Cher Dieu,
Je m’appelle Oscar, j’ai dix ans, j’ai foutu le feu au chat, au chien, à la maison (je crois même que j’ai grillé les poissons rouges) et c’est la première lettre que je t’envoie parce que jusqu’ici, à cause de mes études, j’avais pas le temps.
Je te préviens tout de suite : j’ai horreur d’écrire. Faut vraiment que je sois obligé. Parce qu’écrire c’est guirlande, pompon, risette, ruban, et cetera. Écrire, c’est rien qu’un mensonge qui enjolive. Un truc d’adulte.
...
Il s’agit du début de la première lettre qu’Oscar adresse à Dieu.
Le jeune Oscar est malade et vit désormais à l'hôpital. Du haut de ses dix ans, et en interceptant les conversations des adultes, il a bien compris qu’il va mourir sans tarder.
La dame rose, qui va rapidement devenir Mamie-Rose, est une personne d’un certain âge qui l’accompagnera jusqu’à la fin. C’est d’ailleurs elle qui l’incite à écrire une lettre à Dieu tous les jours, c’est aussi elle qui lui suggère que puisqu’ils sont comptés, chacun d’entre-eux vaudra dix ans.
Et de fait, en douze jours et treize lettres à Dieu, Oscar va vivre sa vie… toute.
Oui, elle est là, toute la vie d’un homme, dans ces douze derniers jours d’un petit garçon, dans ces treize épitres qu’il adresse à Dieu. Et bien que personne ne soit dupe, ces lettres sont d’une justesse sidérante, sans aucun pathos ni compromissions. Quand ils jouent aux «grandes personnes», les mômes sont d’un sérieux absolu.
Il y a juste la sagesse d’un petit garçon qui s’étiole inexorablement et l’amour de cette Mamie universelle qui le portera jusqu’au bout.

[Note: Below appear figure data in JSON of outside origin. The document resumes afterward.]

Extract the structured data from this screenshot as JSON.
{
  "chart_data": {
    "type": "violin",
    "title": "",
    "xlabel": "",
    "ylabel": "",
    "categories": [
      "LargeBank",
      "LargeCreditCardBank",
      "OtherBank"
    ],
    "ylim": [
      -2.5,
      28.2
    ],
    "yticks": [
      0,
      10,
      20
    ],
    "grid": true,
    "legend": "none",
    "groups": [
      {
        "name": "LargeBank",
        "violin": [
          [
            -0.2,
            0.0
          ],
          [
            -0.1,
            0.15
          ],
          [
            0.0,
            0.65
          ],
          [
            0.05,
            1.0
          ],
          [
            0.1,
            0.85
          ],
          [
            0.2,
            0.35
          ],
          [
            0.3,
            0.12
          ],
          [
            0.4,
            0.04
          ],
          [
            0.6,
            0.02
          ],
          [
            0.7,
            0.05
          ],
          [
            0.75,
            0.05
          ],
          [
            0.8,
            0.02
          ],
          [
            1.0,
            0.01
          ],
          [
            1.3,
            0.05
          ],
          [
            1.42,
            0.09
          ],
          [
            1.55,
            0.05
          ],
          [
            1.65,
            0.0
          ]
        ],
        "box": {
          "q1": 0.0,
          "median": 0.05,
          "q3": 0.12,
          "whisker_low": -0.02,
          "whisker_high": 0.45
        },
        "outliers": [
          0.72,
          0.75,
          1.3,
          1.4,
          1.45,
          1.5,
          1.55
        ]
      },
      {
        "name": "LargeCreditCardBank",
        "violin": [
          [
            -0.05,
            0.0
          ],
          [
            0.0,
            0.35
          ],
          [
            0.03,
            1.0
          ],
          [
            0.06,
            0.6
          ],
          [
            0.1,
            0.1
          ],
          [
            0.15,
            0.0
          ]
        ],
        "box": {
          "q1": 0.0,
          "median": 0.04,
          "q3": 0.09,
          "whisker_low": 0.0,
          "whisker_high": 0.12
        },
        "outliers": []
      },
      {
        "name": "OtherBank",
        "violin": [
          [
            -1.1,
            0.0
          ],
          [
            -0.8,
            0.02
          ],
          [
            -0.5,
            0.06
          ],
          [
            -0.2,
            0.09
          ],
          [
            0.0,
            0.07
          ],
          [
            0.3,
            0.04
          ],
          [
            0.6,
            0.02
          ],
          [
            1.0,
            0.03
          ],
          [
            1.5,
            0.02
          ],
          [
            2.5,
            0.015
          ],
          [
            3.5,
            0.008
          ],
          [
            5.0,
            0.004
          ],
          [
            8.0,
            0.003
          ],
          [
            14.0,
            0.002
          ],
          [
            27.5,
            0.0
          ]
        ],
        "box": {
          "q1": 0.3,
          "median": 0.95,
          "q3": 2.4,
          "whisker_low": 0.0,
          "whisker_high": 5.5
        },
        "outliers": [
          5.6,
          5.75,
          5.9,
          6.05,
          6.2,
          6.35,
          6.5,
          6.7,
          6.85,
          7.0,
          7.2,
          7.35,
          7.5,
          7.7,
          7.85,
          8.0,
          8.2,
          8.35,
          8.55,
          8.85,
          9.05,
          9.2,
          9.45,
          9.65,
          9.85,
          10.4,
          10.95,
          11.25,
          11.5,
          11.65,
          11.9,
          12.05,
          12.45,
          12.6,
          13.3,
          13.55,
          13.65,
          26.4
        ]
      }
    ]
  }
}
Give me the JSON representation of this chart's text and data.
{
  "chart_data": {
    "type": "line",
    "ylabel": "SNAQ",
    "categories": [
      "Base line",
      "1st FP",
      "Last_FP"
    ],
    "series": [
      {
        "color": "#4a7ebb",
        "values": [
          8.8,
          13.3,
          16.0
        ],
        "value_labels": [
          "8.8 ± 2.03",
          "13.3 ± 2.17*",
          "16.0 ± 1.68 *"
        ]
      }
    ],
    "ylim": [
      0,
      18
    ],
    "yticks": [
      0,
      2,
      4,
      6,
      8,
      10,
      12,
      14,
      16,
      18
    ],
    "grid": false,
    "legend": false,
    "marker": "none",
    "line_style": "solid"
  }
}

C’est la deuxième fois en dix ans que ce petit livre croise ma route et j’ai pris une claque et une leçon à chaque fois.
Ce bouquin est une pépite rare, un trésor précieux, un talisman garant de notre humanité, et si finalement Levinas voit Dieu dans le visage de l’autre, moi j’y vois Oscar, et il est fort probable que nous regardions tous les deux la même chose...
Hélas pour ma sensiblerie pathologique, il existe une quatorzième lettre, la voici :
Cher Dieu
Le petit garçon est mort
Je serai toujours dame rose mais je ne serai plus Mamie-Rose. Je ne l’étais que pour Oscar.
Il s’est éteint ce matin, pendant la demi-heure où ses parents et moi nous sommes allés prendre un café. Il a fait ça sans nous. Je pense qu’il a attendu ce moment-là pour nous épargner. Comme s’il voulait nous éviter la violence de le voir disparaître. C’était lui, en fait, qui veillait sur nous.
J'ai le cœur gros, j'ai le cœur lourd, Oscar y habite et je ne peux pas le chasser. Il faut que je garde encore mes larmes pour moi, jusqu'à ce soir, parce que je ne veux pas comparer ma peine à celle, insurmontable, de ses parents.
Merci de m'avoir fait connaître Oscar. Grâce à lui, j'étais drôle, j'inventais des légendes, je m'y connais même en catch. Grâce à lui, j'ai ri et j'ai connu la joie. Il m'a aidé croire en toi. Je suis pleine d'amour, ça me brûle, il m'en a tant donné que j'en ai pour toutes les années à venir.
A bientôt
Mamie-Rose
P.-S. Les trois derniers jours, Oscar avait posé une pancarte sur sa table de chevet. Je crois que cela te concerne. Il y avait écrit : « Seul Dieu a le droit de me réveiller.».
...
Bon, j'arrête là, j'ai plus de kleenex.
Merci ami Eric-Emmanuel... et merci à Bacon, Einstein, Popcorn, la Chinoise et Peggy Blue d’avoir été les amis de Crâne d’Oeuf (Oscar), et, bien sûr, merci à Mamie-Rose pour toute cette humanité.